A recent unpublished Appellate Division decision, National Loan Acquisitions v. Bridgeton Municipal Port Authority, has important consequences for the credit of New Jersey's municipalities and should therefore, we think, be approved for publication. In it, the court instructs the Local Finance Board that it may not simply throw up its hands when an independent municipal authority fails, but must provide for payment of its debts, possibly imposing them on the taxpayers of the municipality.

National Loan Acquisitions arose from an abandoned development project. To insulate itself from the risks, the city of Bridgeton formed an independent municipal port authority. The authority borrowed $800,000, bought property, and defaulted when the project was abandoned. The mortgage lender foreclosed, but the Appellate Division held that a statute barred foreclosure against municipal property. The judgment was bought at a deep discount by a speculative investor, who sought a mandamus compelling the authority to pay and obtained a consent judgment for a lesser amount plus interest. However, the authority had no assets other than the property, and an attempted sale fell through. The trial court refused to order the property conveyed to the creditor. Thereafter, the creditor applied for relief to the Local Finance Board, which has authority under the Local Fiscal Authorities Control Law to dissolve the authority with provision for payment of its debts. The board ruled that, while dissolution would be in the public interest, it could not figure out a solution and simply encouraged the creditor, the authority, and Bridgeton to work something out. The creditor appealed.

The Appellate Division remanded the case to the Local Finance Board with directions. It held that the board had both the power and the duty to find a plan of liquidation that would provide for paying the authority's debts, and it told the board to consider whether it could compel Bridgeton to assume those debts.

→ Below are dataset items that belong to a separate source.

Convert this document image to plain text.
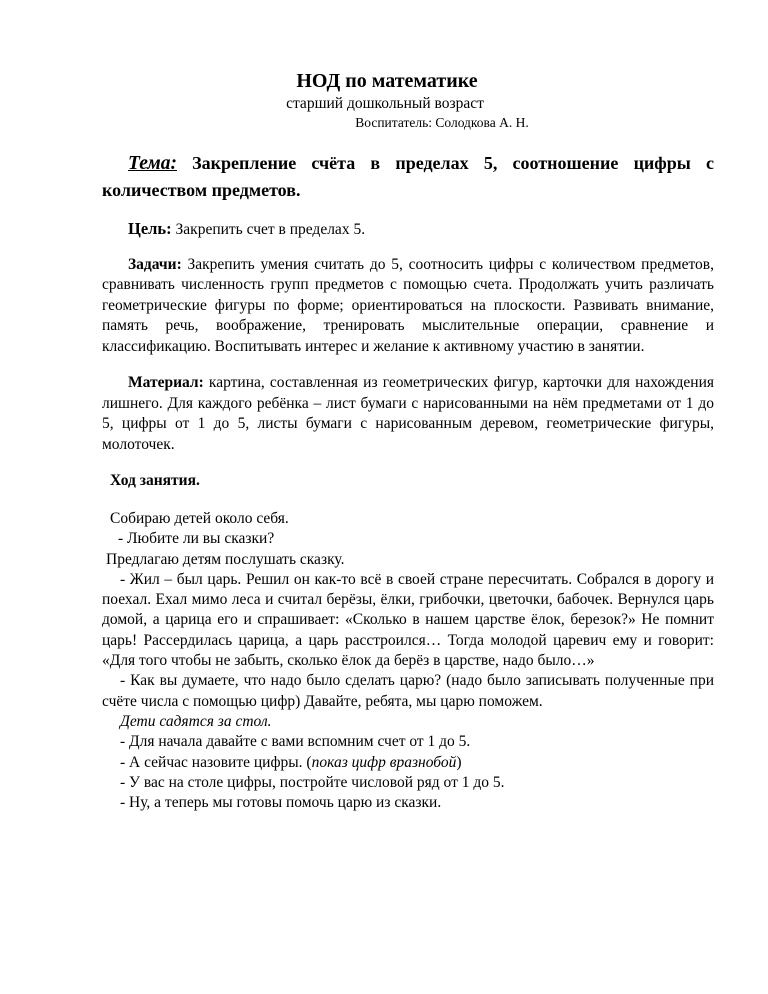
НОД по математике
старший дошкольный возраст
Воспитатель: Солодкова А. Н.
Тема: Закрепление счёта в пределах 5, соотношение цифры с количеством предметов.
Цель: Закрепить счет в пределах 5.
Задачи: Закрепить умения считать до 5, соотносить цифры с количеством предметов, сравнивать численность групп предметов с помощью счета. Продолжать учить различать геометрические фигуры по форме; ориентироваться на плоскости. Развивать внимание, память речь, воображение, тренировать мыслительные операции, сравнение и классификацию. Воспитывать интерес и желание к активному участию в занятии.
Материал: картина, составленная из геометрических фигур, карточки для нахождения лишнего. Для каждого ребёнка – лист бумаги с нарисованными на нём предметами от 1 до 5, цифры от 1 до 5, листы бумаги с нарисованным деревом, геометрические фигуры, молоточек.
Ход занятия.
Собираю детей около себя.
- Любите ли вы сказки?
Предлагаю детям послушать сказку.
- Жил – был царь. Решил он как-то всё в своей стране пересчитать. Собрался в дорогу и поехал. Ехал мимо леса и считал берёзы, ёлки, грибочки, цветочки, бабочек. Вернулся царь домой, а царица его и спрашивает: «Сколько в нашем царстве ёлок, березок?» Не помнит царь! Рассердилась царица, а царь расстроился… Тогда молодой царевич ему и говорит: «Для того чтобы не забыть, сколько ёлок да берёз в царстве, надо было…»
- Как вы думаете, что надо было сделать царю? (надо было записывать полученные при счёте числа с помощью цифр) Давайте, ребята, мы царю поможем.
Дети садятся за стол.
- Для начала давайте с вами вспомним счет от 1 до 5.
- А сейчас назовите цифры. (показ цифр вразнобой)
- У вас на столе цифры, постройте числовой ряд от 1 до 5.
- Ну, а теперь мы готовы помочь царю из сказки.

Municipal authorities are a familiar device by which local governments can finance revenue-producing facilities, or at least facilities intended to produce revenue, while insulating local taxpayers from operating deficits and debt service. By requiring the Local Finance Board to consider municipal assumption, the court has now intimated, without deciding, that when an authority fails financially, the parent municipality could be responsible for the debts of its creation. In the context of this case, it may be that the prospect of municipal assumption is just an incentive to sell the mortgaged property or transfer it to the creditor. But in a broader perspective, both municipalities and bond buyers have been told that local taxpayers may find themselves on the hook for a failed authority project. Publishing the decision would make that clear; leaving it unpublished and hence nonprecedential creates uncertainty for borrowers and lenders that should be resolved.

Editorial Board member Virginia Long recused from this editorial.